The Institute of Economic Affairs (IEA) is advocating for a more disciplined approach to Ghana’s fiscal policy. Their proposals include:
- A 3% GDP Cap on Budget Deficits: This stricter limit aligns with the West African Monetary Zone (WAMZ) ceiling and surpasses the 4% set by ECOWAS. The current 5% cap in Ghana’s Fiscal Responsibility Act (FRA) is deemed insufficient.
- A 60% Debt-to-GDP Ratio Cap: This measure aims to ensure long-term debt sustainability.
- Establishment of an Independent Fiscal Council: This council, appointed by the Public Services Commission and approved by Parliament, would provide independent oversight of government budgeting. Its tasks would include:
- Analyzing government budgets
- Offering independent budget forecasts
- Assessing budgetary risks and outcomes
- Monitoring budget implementation
- Ensuring compliance with fiscal rules
Reasons for Reform:
- History of Fiscal Deficits and IMF Dependence: Dr. John Kwakye, IEA’s Director of Research, emphasizes Ghana’s reliance on IMF bailouts due to recurring fiscal imbalances.
- Need for Stronger Oversight: The current system lacks a robust analytical framework and effective monitoring, allowing for ad-hoc decision-making.
- Combating Inefficiency and Corruption: Dr.
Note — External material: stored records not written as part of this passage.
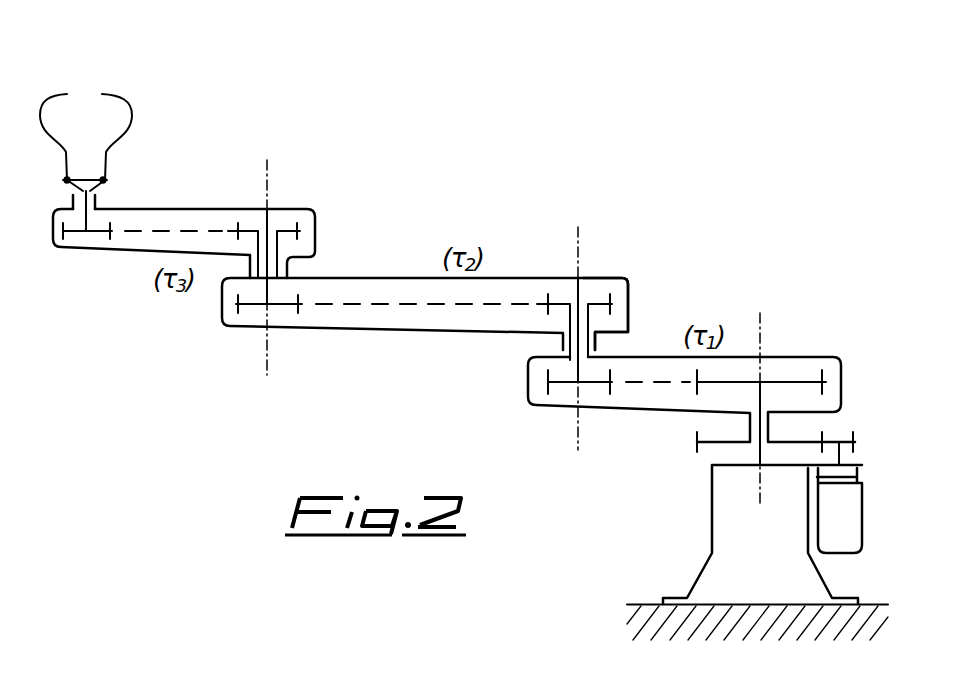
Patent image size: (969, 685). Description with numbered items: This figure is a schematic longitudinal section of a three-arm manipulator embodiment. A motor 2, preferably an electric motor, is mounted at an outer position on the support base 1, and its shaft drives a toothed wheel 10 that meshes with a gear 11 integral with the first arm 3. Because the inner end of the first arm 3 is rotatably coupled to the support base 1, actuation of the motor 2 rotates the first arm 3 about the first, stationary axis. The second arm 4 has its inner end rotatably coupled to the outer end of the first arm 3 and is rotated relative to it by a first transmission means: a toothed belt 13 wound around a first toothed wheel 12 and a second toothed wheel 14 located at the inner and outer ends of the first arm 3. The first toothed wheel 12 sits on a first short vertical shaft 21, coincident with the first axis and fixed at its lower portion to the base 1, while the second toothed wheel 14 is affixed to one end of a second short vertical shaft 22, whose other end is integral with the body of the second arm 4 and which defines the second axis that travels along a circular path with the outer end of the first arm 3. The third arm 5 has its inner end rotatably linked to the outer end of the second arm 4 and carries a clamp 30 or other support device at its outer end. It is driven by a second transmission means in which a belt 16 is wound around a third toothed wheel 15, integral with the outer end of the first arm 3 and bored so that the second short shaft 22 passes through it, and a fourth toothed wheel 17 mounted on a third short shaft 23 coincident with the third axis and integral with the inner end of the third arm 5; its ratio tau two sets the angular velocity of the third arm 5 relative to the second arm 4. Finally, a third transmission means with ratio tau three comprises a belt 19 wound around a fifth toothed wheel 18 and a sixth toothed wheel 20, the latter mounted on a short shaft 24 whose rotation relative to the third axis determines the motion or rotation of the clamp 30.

The support base 1 is at (715, 545).
The motor 2 is at (853, 532).
The first arm 3 is at (657, 355).
The second arm 4 is at (398, 277).
The third arm 5 is at (193, 208).
The toothed wheel 10 is at (855, 447).
The gear 11 is at (697, 440).
The first toothed wheel 12 is at (793, 378).
The toothed belt 13 is at (633, 383).
The second toothed wheel 14 is at (548, 400).
The third toothed wheel 15 is at (597, 297).
The belt 16 is at (337, 308).
The fourth toothed wheel 17 is at (250, 323).
The fifth toothed wheel 18 is at (250, 217).
The belt 19 is at (137, 232).
The sixth toothed wheel 20 is at (70, 247).
The first short vertical shaft 21 is at (750, 457).
The second short vertical shaft 22 is at (545, 358).
The third short shaft 23 is at (272, 218).
The short shaft 24 is at (108, 212).
The clamp 30 is at (127, 102).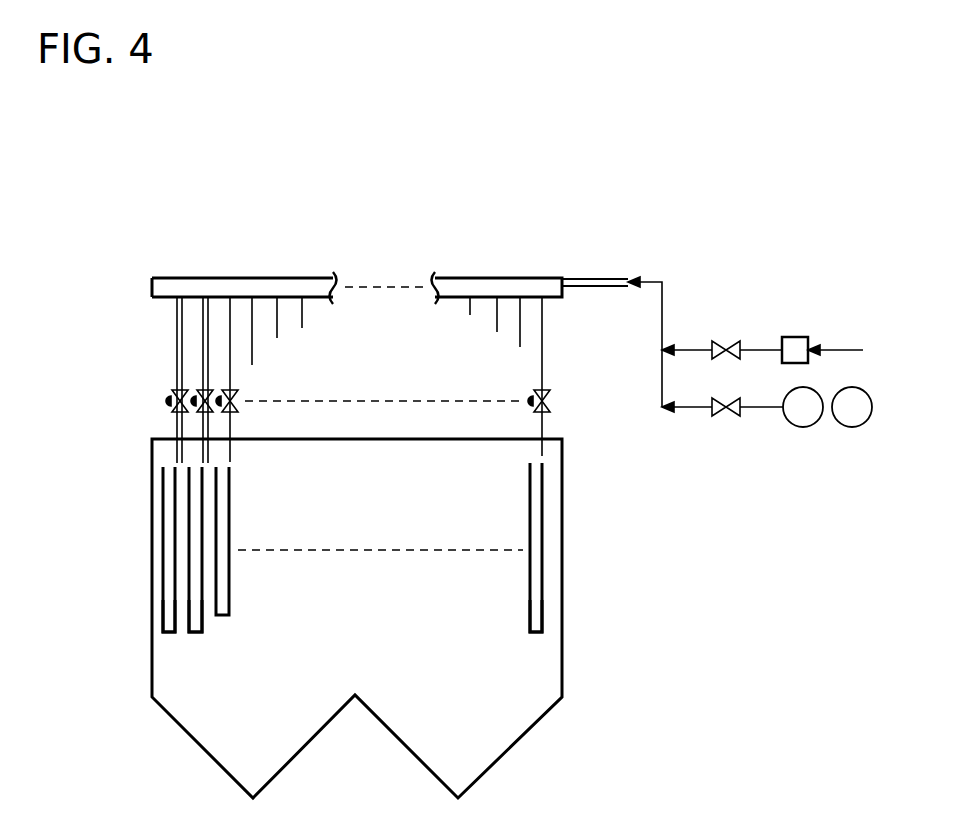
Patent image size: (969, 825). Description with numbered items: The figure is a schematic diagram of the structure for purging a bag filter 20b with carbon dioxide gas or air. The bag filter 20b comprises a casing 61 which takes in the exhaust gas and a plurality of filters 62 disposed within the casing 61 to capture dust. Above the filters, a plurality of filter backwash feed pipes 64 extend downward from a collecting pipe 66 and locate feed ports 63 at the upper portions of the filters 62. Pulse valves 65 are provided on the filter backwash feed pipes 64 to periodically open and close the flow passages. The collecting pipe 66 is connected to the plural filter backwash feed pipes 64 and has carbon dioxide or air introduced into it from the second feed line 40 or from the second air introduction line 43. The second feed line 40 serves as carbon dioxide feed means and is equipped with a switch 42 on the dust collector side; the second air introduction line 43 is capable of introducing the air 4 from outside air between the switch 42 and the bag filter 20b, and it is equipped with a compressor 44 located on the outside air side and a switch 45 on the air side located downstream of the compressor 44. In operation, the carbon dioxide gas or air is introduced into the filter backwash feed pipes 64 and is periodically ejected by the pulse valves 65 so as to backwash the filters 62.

The bag filter 20b is at (361, 225).
The collecting pipe 66 is at (222, 292).
The filter backwash feed pipes 64 is at (232, 332).
The pulse valves 65 is at (200, 416).
The feed ports 63 is at (190, 478).
The filters 62 is at (198, 636).
The casing 61 is at (150, 612).
The switch 45 is at (712, 347).
The second air introduction line 43 is at (762, 350).
The compressor 44 is at (803, 338).
The air 4 is at (845, 350).
The switch 42 is at (715, 415).
The second feed line 40 is at (760, 410).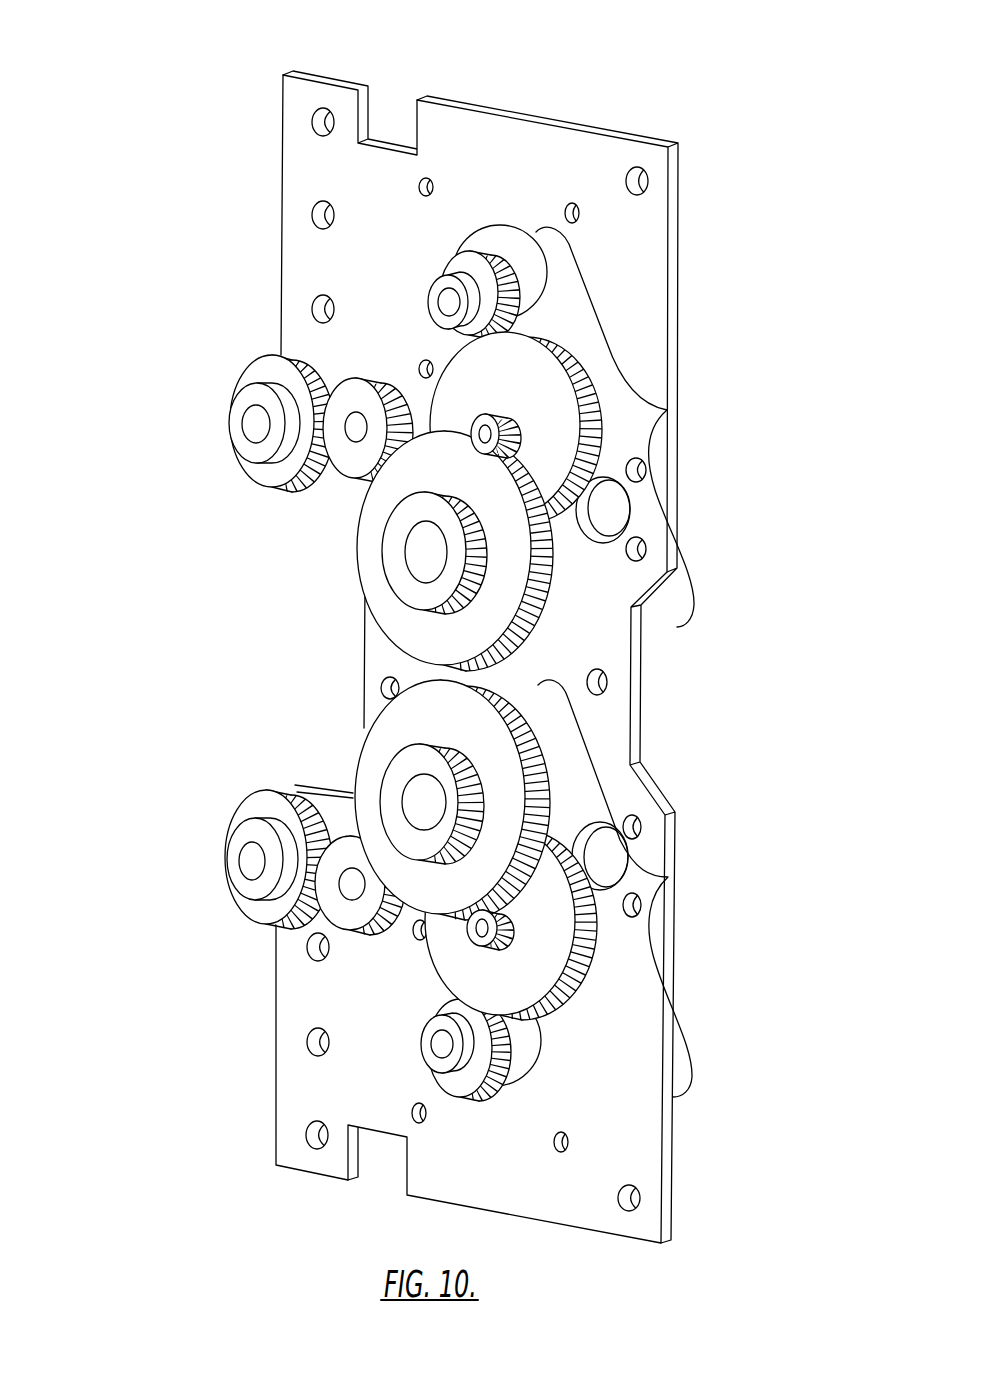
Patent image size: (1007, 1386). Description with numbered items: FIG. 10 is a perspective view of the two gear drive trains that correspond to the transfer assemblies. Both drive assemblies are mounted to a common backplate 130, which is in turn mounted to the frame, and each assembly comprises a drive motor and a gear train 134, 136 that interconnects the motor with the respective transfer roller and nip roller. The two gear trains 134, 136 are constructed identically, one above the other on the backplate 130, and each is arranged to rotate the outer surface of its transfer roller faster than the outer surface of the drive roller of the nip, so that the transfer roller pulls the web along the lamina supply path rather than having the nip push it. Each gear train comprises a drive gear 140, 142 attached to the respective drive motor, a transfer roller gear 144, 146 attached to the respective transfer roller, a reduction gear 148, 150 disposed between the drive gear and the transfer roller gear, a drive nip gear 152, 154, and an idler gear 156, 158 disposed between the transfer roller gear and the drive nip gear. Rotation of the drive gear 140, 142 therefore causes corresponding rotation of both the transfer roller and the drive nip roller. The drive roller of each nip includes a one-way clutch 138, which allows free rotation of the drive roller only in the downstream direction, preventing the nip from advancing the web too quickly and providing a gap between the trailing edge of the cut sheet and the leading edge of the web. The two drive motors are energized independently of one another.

The backplate 130 is at (652, 265).
The gear train 134 is at (692, 388).
The gear train 136 is at (692, 873).
The one-way clutch 138 is at (243, 399).
The drive gear 140 is at (482, 253).
The drive gear 142 is at (505, 1058).
The transfer roller gear 144 is at (513, 585).
The transfer roller gear 146 is at (507, 767).
The reduction gear 148 is at (538, 383).
The reduction gear 150 is at (547, 950).
The drive nip gear 152 is at (263, 362).
The drive nip gear 154 is at (248, 810).
The idler gear 156 is at (355, 393).
The idler gear 158 is at (345, 915).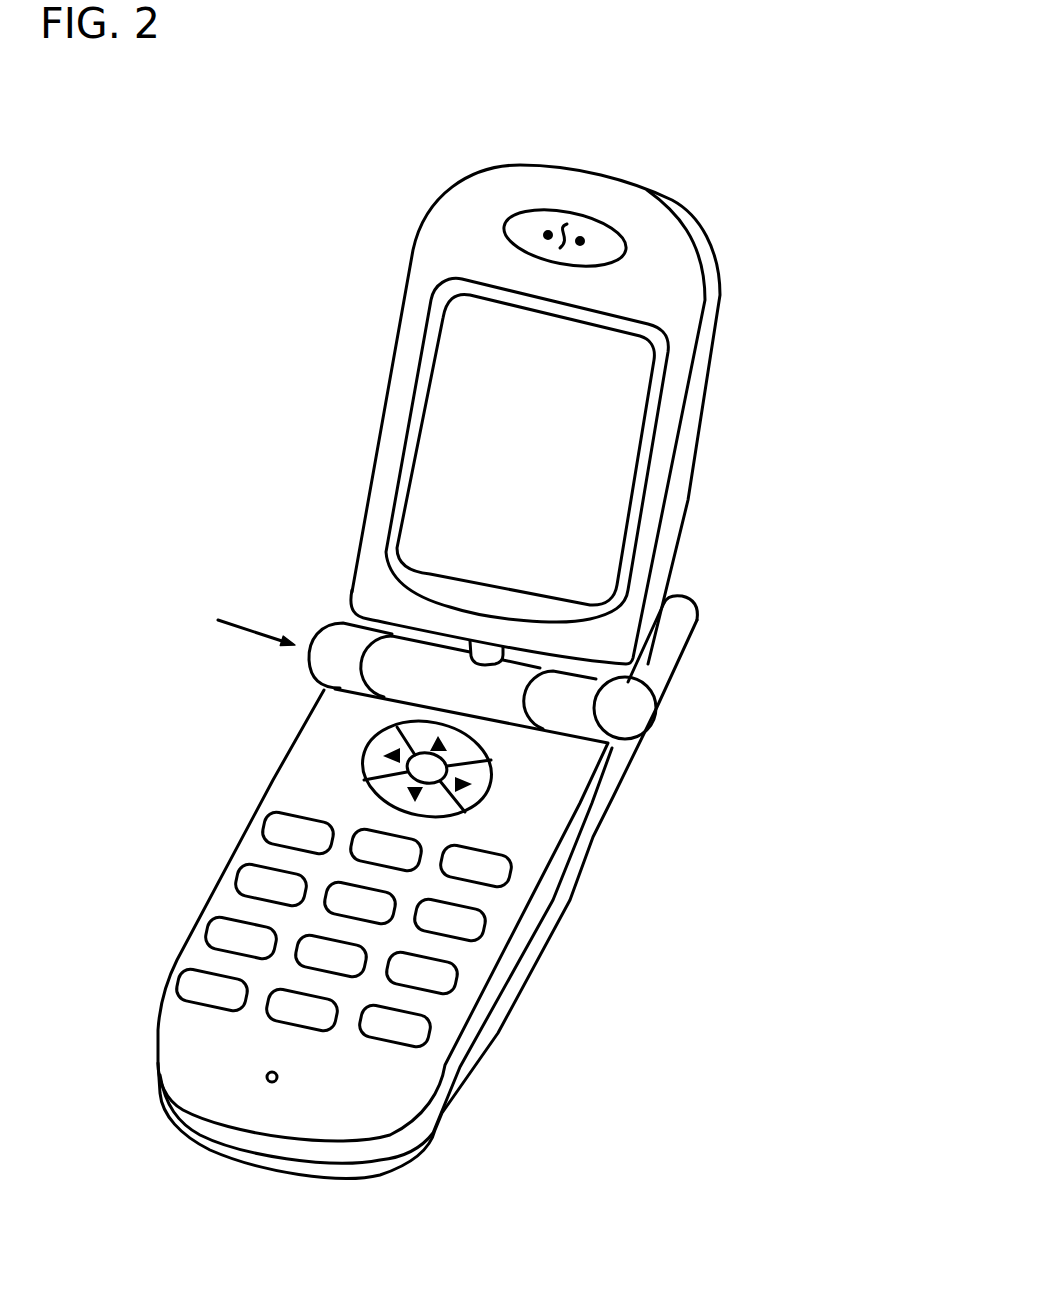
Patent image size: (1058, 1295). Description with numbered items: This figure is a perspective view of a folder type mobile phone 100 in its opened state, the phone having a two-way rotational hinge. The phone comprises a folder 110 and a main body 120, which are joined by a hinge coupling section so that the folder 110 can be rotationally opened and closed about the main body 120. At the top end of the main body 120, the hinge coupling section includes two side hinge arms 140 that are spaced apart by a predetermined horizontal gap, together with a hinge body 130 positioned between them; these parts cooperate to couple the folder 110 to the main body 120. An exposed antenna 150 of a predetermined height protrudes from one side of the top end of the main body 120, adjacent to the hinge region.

The portable folder-type terminal 100 is at (835, 206).
The folder 110 is at (708, 376).
The main body 120 is at (183, 1038).
The hinge body 130 is at (430, 654).
The side hinge arms 140 is at (357, 678).
The exposed antenna 150 is at (673, 633).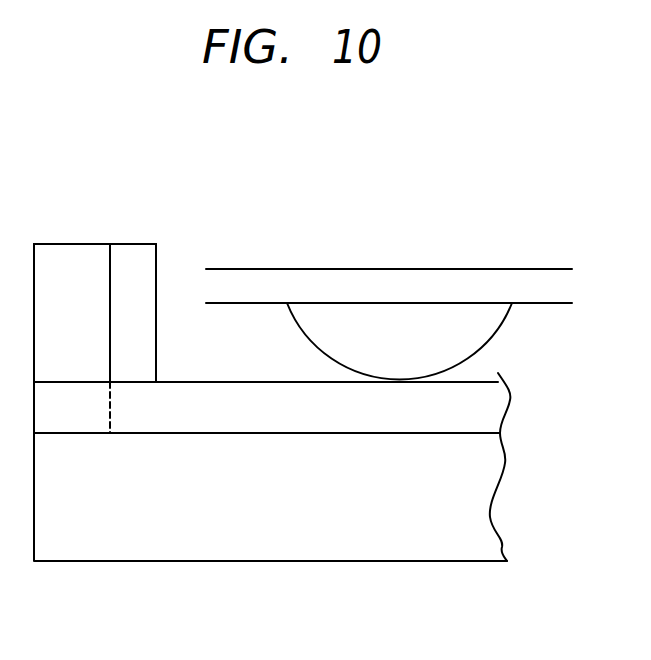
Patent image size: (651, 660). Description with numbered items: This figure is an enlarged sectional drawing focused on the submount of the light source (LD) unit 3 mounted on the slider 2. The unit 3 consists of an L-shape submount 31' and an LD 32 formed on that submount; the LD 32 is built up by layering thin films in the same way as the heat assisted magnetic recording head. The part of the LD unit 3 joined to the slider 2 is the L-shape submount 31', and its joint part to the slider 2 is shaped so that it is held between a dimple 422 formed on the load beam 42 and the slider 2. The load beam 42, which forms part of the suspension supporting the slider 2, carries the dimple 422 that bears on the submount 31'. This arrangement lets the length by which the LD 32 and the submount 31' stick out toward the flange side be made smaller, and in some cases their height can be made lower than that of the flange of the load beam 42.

The slider 2 is at (185, 527).
The light source (LD) unit 3 is at (40, 146).
The L-shape submount 31' is at (266, 386).
The LD (laser diode) 32 is at (60, 265).
The load beam 42 is at (443, 283).
The dimple 422 is at (368, 323).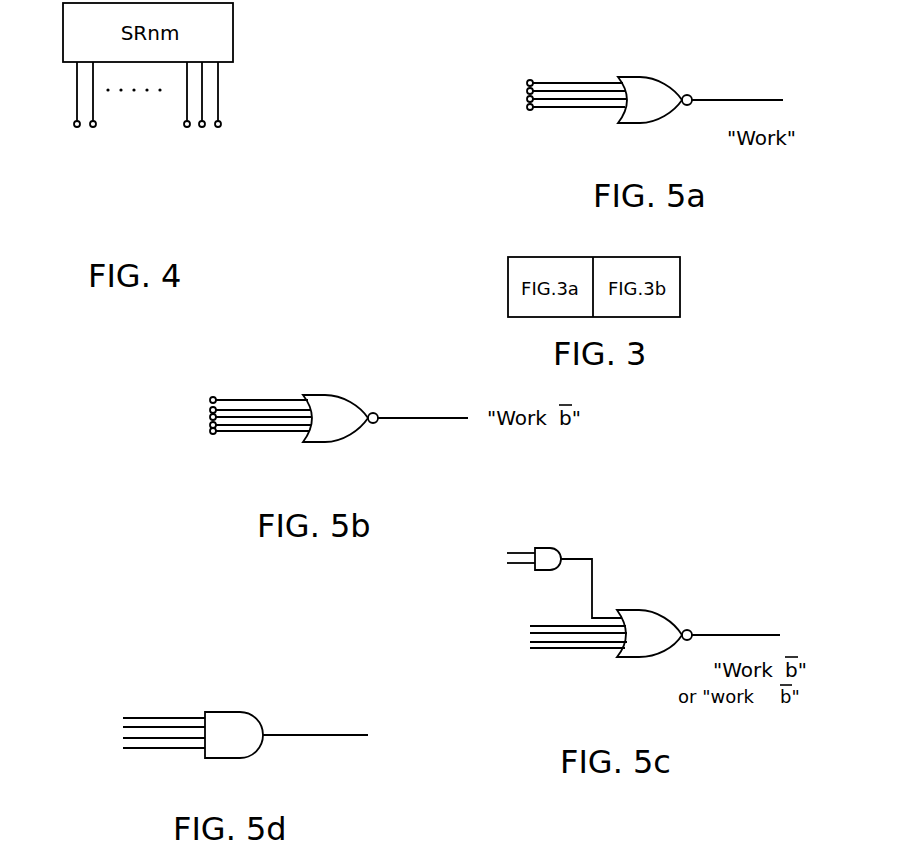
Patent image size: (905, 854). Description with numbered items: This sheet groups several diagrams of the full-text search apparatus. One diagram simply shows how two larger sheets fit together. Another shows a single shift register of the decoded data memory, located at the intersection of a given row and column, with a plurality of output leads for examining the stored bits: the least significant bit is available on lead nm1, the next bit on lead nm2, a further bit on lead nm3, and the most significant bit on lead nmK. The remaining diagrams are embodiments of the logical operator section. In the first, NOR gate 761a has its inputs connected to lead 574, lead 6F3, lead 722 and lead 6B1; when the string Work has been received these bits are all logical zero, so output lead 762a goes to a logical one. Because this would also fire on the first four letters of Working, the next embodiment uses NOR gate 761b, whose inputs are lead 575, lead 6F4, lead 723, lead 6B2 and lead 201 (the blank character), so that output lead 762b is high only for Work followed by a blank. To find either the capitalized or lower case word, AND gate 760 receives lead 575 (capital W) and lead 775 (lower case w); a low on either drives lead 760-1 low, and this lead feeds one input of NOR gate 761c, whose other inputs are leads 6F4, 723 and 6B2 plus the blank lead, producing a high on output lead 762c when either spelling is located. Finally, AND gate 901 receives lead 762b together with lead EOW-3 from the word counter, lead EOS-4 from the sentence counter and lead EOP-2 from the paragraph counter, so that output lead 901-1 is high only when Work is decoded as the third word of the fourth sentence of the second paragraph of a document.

In FIG. 5A, the lead 574 is at (527, 81).
In FIG. 5A, the lead 6F3 is at (527, 91).
In FIG. 5A, the lead 722 is at (527, 99).
In FIG. 5A, the lead 6B1 is at (528, 110).
In FIG. 5A, the NOR gate 761a is at (672, 50).
In FIG. 5A, the output lead 762a is at (772, 82).
In FIG. 5B, the lead 575 is at (212, 397).
In FIG. 5C, the lead 575 is at (507, 553).
In FIG. 5B, the lead 6F4 is at (210, 409).
In FIG. 5C, the lead 6F4 is at (532, 626).
In FIG. 5B, the lead 723 is at (210, 417).
In FIG. 5C, the lead 723 is at (530, 633).
In FIG. 5B, the lead 6B2 is at (210, 426).
In FIG. 5C, the lead 6B2 is at (530, 642).
In FIG. 5B, the lead 201 is at (212, 434).
In FIG. 5C, the lead 201 is at (530, 649).
In FIG. 5B, the NOR gate 761b is at (362, 375).
In FIG. 5B, the output lead 762b is at (462, 407).
In FIG. 5D, the output lead 762b is at (125, 716).
In FIG. 5C, the AND gate 760 is at (552, 548).
In FIG. 5C, the lead 775 is at (507, 563).
In FIG. 5C, the lead 760-1 is at (592, 585).
In FIG. 5C, the NOR gate 761c is at (670, 595).
In FIG. 5C, the output lead 762c is at (762, 622).
In FIG. 5D, the AND gate 901 is at (253, 712).
In FIG. 5D, the output lead 901-1 is at (345, 735).
In FIG. 5D, the lead EOW-3 is at (123, 727).
In FIG. 5D, the lead EOS-4 is at (123, 738).
In FIG. 5D, the lead EOP-2 is at (123, 748).
In FIG. 4, the lead nmK is at (77, 128).
In FIG. 4, the shift register output terminal nm3 is at (187, 128).
In FIG. 4, the lead nm2 is at (202, 128).
In FIG. 4, the lead nm1 is at (218, 128).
Kwakye argues that loose fiscal practices breed inefficiencies and potentially foster corruption.
Inspiration from Successful Examples:
The IEA proposes modeling the Fiscal Council after established institutions like the US Congressional Budget Office and the UK Office for Budget Responsibility.
Benefits of Reform:
The IEA posits that stricter fiscal rules and an independent Fiscal Council would:
- Anchor fiscal policy and promote long-term macroeconomic stability.
- Reduce reliance on IMF bailouts.
- Increase transparency and accountability in government budgeting.
- Mitigate the risks of fiscal irresponsibility.
By implementing these reforms, the IEA believes Ghana can achieve greater fiscal discipline and a more sustainable economic future.